Sábado, 23 de Fevereiro de 2013

you're like a sister to me. I was pleased I finally had someone to talk about everything, someone who would be there for me. Someone I could trust. And that word, trust, is like paper, you know? Once it is crumbled it is never perfect again. And you failed in the trust I put you. It could had turn to a lot worst than this you know? No, why I keep asking "you know"? of course you don't. You don't get it what it is to feel lost and alone all the fucking time. You don't know half I've been through. You don't know how sensible I am, and what I can say without meaning it. You don't know me at all. I thought you knew, but you don't. And now here I am. I miss you, I really do.

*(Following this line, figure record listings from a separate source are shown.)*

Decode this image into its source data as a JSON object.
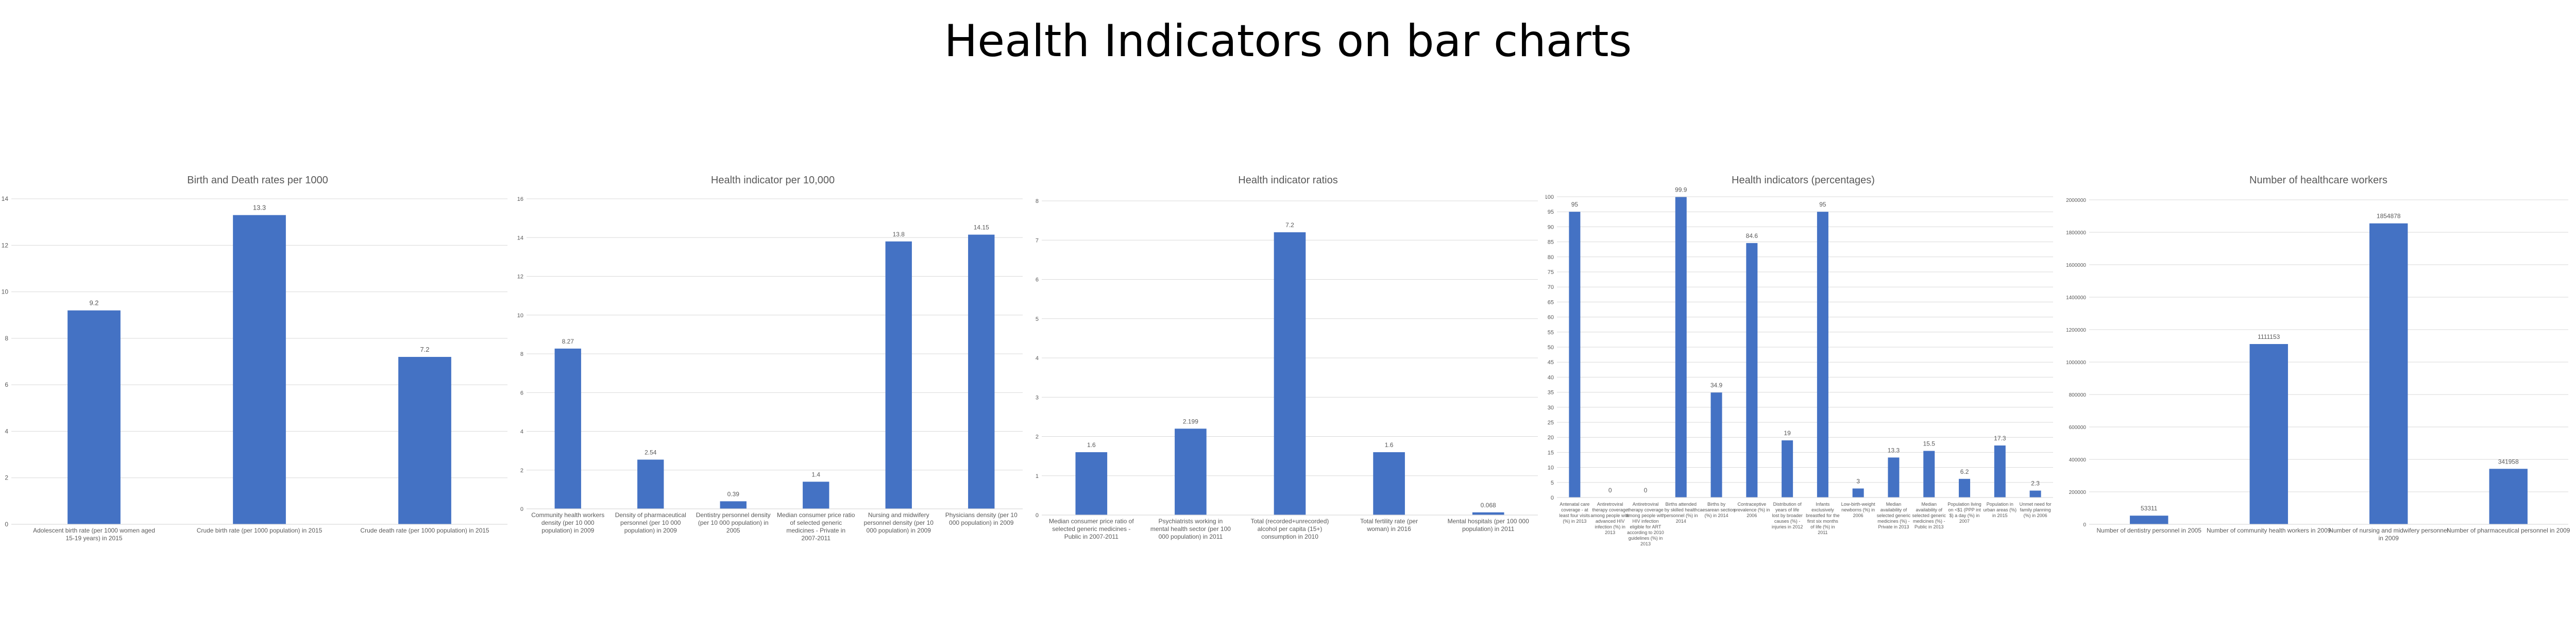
{
  "page": {
    "title": "Health Indicators on bar charts",
    "colors": {
      "bar": "#4472C4",
      "grid": "#D9D9D9",
      "text": "#595959",
      "title": "#595959"
    }
  },
  "chart_data": [
    {
      "type": "bar",
      "title": "Birth and Death rates per 1000",
      "categories": [
        "Adolescent birth rate (per 1000 women aged 15-19 years) in 2015",
        "Crude birth rate (per 1000 population) in 2015",
        "Crude death rate (per 1000 population) in 2015"
      ],
      "values": [
        9.2,
        13.3,
        7.2
      ],
      "value_labels": [
        "9.2",
        "13.3",
        "7.2"
      ],
      "ylim": [
        0,
        14
      ],
      "yticks": [
        0,
        2,
        4,
        6,
        8,
        10,
        12,
        14
      ],
      "ytick_labels": [
        "0",
        "2",
        "4",
        "6",
        "8",
        "10",
        "12",
        "14"
      ],
      "grid": true
    },
    {
      "type": "bar",
      "title": "Health indicator per 10,000",
      "categories": [
        "Community health workers density (per 10 000 population) in 2009",
        "Density of pharmaceutical personnel (per 10 000 population) in 2009",
        "Dentistry personnel density (per 10 000 population) in 2005",
        "Median consumer price ratio of selected generic medicines - Private in 2007-2011",
        "Nursing and midwifery personnel density (per 10 000 population) in 2009",
        "Physicians density (per 10 000 population) in 2009"
      ],
      "values": [
        8.27,
        2.54,
        0.39,
        1.4,
        13.8,
        14.15
      ],
      "value_labels": [
        "8.27",
        "2.54",
        "0.39",
        "1.4",
        "13.8",
        "14.15"
      ],
      "ylim": [
        0,
        16
      ],
      "yticks": [
        0,
        2,
        4,
        6,
        8,
        10,
        12,
        14,
        16
      ],
      "ytick_labels": [
        "0",
        "2",
        "4",
        "6",
        "8",
        "10",
        "12",
        "14",
        "16"
      ],
      "grid": true
    },
    {
      "type": "bar",
      "title": "Health indicator ratios",
      "categories": [
        "Median consumer price ratio of selected generic medicines - Public in 2007-2011",
        "Psychiatrists working in mental health sector (per 100 000 population) in 2011",
        "Total (recorded+unrecorded) alcohol per capita (15+) consumption in 2010",
        "Total fertility rate (per woman) in 2016",
        "Mental hospitals (per 100 000 population) in 2011"
      ],
      "values": [
        1.6,
        2.199,
        7.2,
        1.6,
        0.068
      ],
      "value_labels": [
        "1.6",
        "2.199",
        "7.2",
        "1.6",
        "0.068"
      ],
      "ylim": [
        0,
        8
      ],
      "yticks": [
        0,
        1,
        2,
        3,
        4,
        5,
        6,
        7,
        8
      ],
      "ytick_labels": [
        "0",
        "1",
        "2",
        "3",
        "4",
        "5",
        "6",
        "7",
        "8"
      ],
      "grid": true
    },
    {
      "type": "bar",
      "title": "Health indicators (percentages)",
      "categories": [
        "Antenatal care coverage - at least four visits (%) in 2013",
        "Antiretroviral therapy coverage among people with advanced HIV infection (%) in 2013",
        "Antiretroviral therapy coverage among people with HIV infection eligible for ART according to 2010 guidelines (%) in 2013",
        "Births attended by skilled health personnel (%) in 2014",
        "Births by caesarean section (%) in 2014",
        "Contraceptive prevalence (%) in 2006",
        "Distribution of years of life lost by broader causes (%) - injuries in 2012",
        "Infants exclusively breastfed for the first six months of life (%) in 2011",
        "Low-birth-weight newborns (%) in 2006",
        "Median availability of selected generic medicines (%) - Private in 2013",
        "Median availability of selected generic medicines (%) - Public in 2013",
        "Population living on <$1 (PPP int $) a day (%) in 2007",
        "Population in urban areas (%) in 2015",
        "Unmet need for family planning (%) in 2006"
      ],
      "values": [
        95,
        0,
        0,
        99.9,
        34.9,
        84.6,
        19,
        95,
        3,
        13.3,
        15.5,
        6.2,
        17.3,
        2.3
      ],
      "value_labels": [
        "95",
        "0",
        "0",
        "99.9",
        "34.9",
        "84.6",
        "19",
        "95",
        "3",
        "13.3",
        "15.5",
        "6.2",
        "17.3",
        "2.3"
      ],
      "ylim": [
        0,
        100
      ],
      "yticks": [
        0,
        5,
        10,
        15,
        20,
        25,
        30,
        35,
        40,
        45,
        50,
        55,
        60,
        65,
        70,
        75,
        80,
        85,
        90,
        95,
        100
      ],
      "ytick_labels": [
        "0",
        "5",
        "10",
        "15",
        "20",
        "25",
        "30",
        "35",
        "40",
        "45",
        "50",
        "55",
        "60",
        "65",
        "70",
        "75",
        "80",
        "85",
        "90",
        "95",
        "100"
      ],
      "grid": true
    },
    {
      "type": "bar",
      "title": "Number of healthcare workers",
      "categories": [
        "Number of dentistry personnel in 2005",
        "Number of community health workers in 2009",
        "Number of nursing and midwifery personnel in 2009",
        "Number of pharmaceutical personnel in 2009"
      ],
      "values": [
        53311,
        1111153,
        1854878,
        341958
      ],
      "value_labels": [
        "53311",
        "1111153",
        "1854878",
        "341958"
      ],
      "ylim": [
        0,
        2000000
      ],
      "yticks": [
        0,
        200000,
        400000,
        600000,
        800000,
        1000000,
        1200000,
        1400000,
        1600000,
        1800000,
        2000000
      ],
      "ytick_labels": [
        "0",
        "200000",
        "400000",
        "600000",
        "800000",
        "1000000",
        "1200000",
        "1400000",
        "1600000",
        "1800000",
        "2000000"
      ],
      "grid": true
    }
  ]
}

You were that person who cheered me up. I could be crying but you could just say: I'm so sexy, and i would laugh my butt off. And you know what is the feeling to lose someone? I have it. Because I'm stupid and I do everything to keep letting you go. I say those words in the moment that fuck up everything. And you were just trying to help. And I'm sorry I'm a bad friend, and I'm sorry I'm the most retarded kid on earth. I don't know what I had in my mind. I'm not mad at you, I can't be. Tho, the trust was torned yesterday. I feel like if I knew some "bomb" right now I would feel in the need to go tell you. I just can't hide anything from you. And that's why you are my panthera.